Er is een fors overschot in het boekjaar 2023 ten opzichte van de begroting. Echter, gezien het sombere toekomstperspectief voor de komende jaren, blijft financiële behoedzaamheid cruciaal. Deze behoedzaamheid is gebaseerd op verschillende argumenten:
•    Het ravijn vanaf 2026 vergt naar de huidige inzichten nog een enorme inspanning om te komen tot een structureel sluitende begroting.
•    De oorlog in Oekraïne duurt voort.
•    De opvang van asielzoekers zal ook voor onze gemeente een uitdaging zijn.

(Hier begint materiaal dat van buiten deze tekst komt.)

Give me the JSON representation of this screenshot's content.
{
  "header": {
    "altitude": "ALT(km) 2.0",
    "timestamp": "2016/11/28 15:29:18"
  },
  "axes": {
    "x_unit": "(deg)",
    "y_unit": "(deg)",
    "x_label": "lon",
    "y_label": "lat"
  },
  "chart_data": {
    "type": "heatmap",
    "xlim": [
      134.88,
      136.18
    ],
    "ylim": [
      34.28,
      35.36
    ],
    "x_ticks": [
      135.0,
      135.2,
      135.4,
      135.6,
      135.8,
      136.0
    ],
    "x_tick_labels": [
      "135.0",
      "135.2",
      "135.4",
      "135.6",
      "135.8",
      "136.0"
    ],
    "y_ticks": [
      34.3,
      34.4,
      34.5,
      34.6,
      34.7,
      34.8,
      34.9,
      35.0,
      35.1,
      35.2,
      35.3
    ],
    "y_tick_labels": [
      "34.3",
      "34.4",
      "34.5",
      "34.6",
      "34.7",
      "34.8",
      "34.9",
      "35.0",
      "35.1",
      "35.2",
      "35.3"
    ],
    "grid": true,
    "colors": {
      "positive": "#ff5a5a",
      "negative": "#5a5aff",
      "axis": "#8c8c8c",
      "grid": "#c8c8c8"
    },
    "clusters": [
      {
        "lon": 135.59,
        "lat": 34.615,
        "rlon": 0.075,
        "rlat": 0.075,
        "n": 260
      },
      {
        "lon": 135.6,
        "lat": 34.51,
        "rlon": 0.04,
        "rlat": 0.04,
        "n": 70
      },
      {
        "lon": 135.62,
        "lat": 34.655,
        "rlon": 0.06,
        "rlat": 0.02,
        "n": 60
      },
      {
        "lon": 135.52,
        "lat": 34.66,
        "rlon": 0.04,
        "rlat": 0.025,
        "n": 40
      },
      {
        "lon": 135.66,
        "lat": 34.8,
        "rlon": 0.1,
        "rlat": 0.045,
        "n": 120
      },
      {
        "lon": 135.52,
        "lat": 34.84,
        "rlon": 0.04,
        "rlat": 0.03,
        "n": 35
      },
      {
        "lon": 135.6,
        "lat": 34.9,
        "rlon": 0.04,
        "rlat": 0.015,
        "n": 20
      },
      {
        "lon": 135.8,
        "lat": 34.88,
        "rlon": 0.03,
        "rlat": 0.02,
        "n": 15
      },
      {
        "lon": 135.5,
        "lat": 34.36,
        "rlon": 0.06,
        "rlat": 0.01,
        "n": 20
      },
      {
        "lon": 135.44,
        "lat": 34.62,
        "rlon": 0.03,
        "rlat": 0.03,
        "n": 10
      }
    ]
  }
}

•    De (financiële) risico's zijn aanzienlijk toegenomen, inclusief renteschommelingen en looneisen bij salarissen in combinatie met stijgende prijzen van voedsel, energie en grondstoffen.
 
Al met al zien wij grote risico’s voor de financiën van de gemeente en/of van de door haar gesubsidieerde instellingen / verbonden partijen, zelfs voor de jaren na 2023. Uit de actualisatie van het noodzakelijke weerstandsvermogen blijkt dat de risico's toenemen en dat behoedzaamheid noodzakelijk is.
 
Vanaf het verslagjaar 2023 moet het College van B&W een rechtmatigheidsverantwoording opnemen in haar jaarstukken. Hiermee wordt verantwoording afgelegd over de naleving van de regels die relevant zijn voor het financiële reilen en zeilen van de gemeente. Deze verantwoording wordt op basis van een standaardmodel opgesteld en wordt door het college opgenomen in de jaarstukken. Dit betreft een ander regime dan we voorheen gewend waren waardoor het belangrijk is om de uitgebreidere toelichting op de rechtmatigheidsverantwoording goed te lezen voordat de juiste conclusies getrokken kunnen worden over de cijfers. Deze vindt u terug in de programma’s en in de paragraaf Bedrijfsvoering.

 

Voor onze financiële huishouding zijn wij ook afhankelijk van wereldwijde en landelijke ontwikkelingen waarop we zelf nauwelijks invloed kunnen uitoefenen. Het is niet ondenkbaar dat we om tegenvallers op te vangen incidenteel een beroep op de algemene reserve zullen moeten doen. De komende maanden worden maatregelen uitgewerkt om het financiële perspectief van 2025 te verbeteren. Als dat niet lukt zal de reservepositie van cruciaal belang kunnen worden.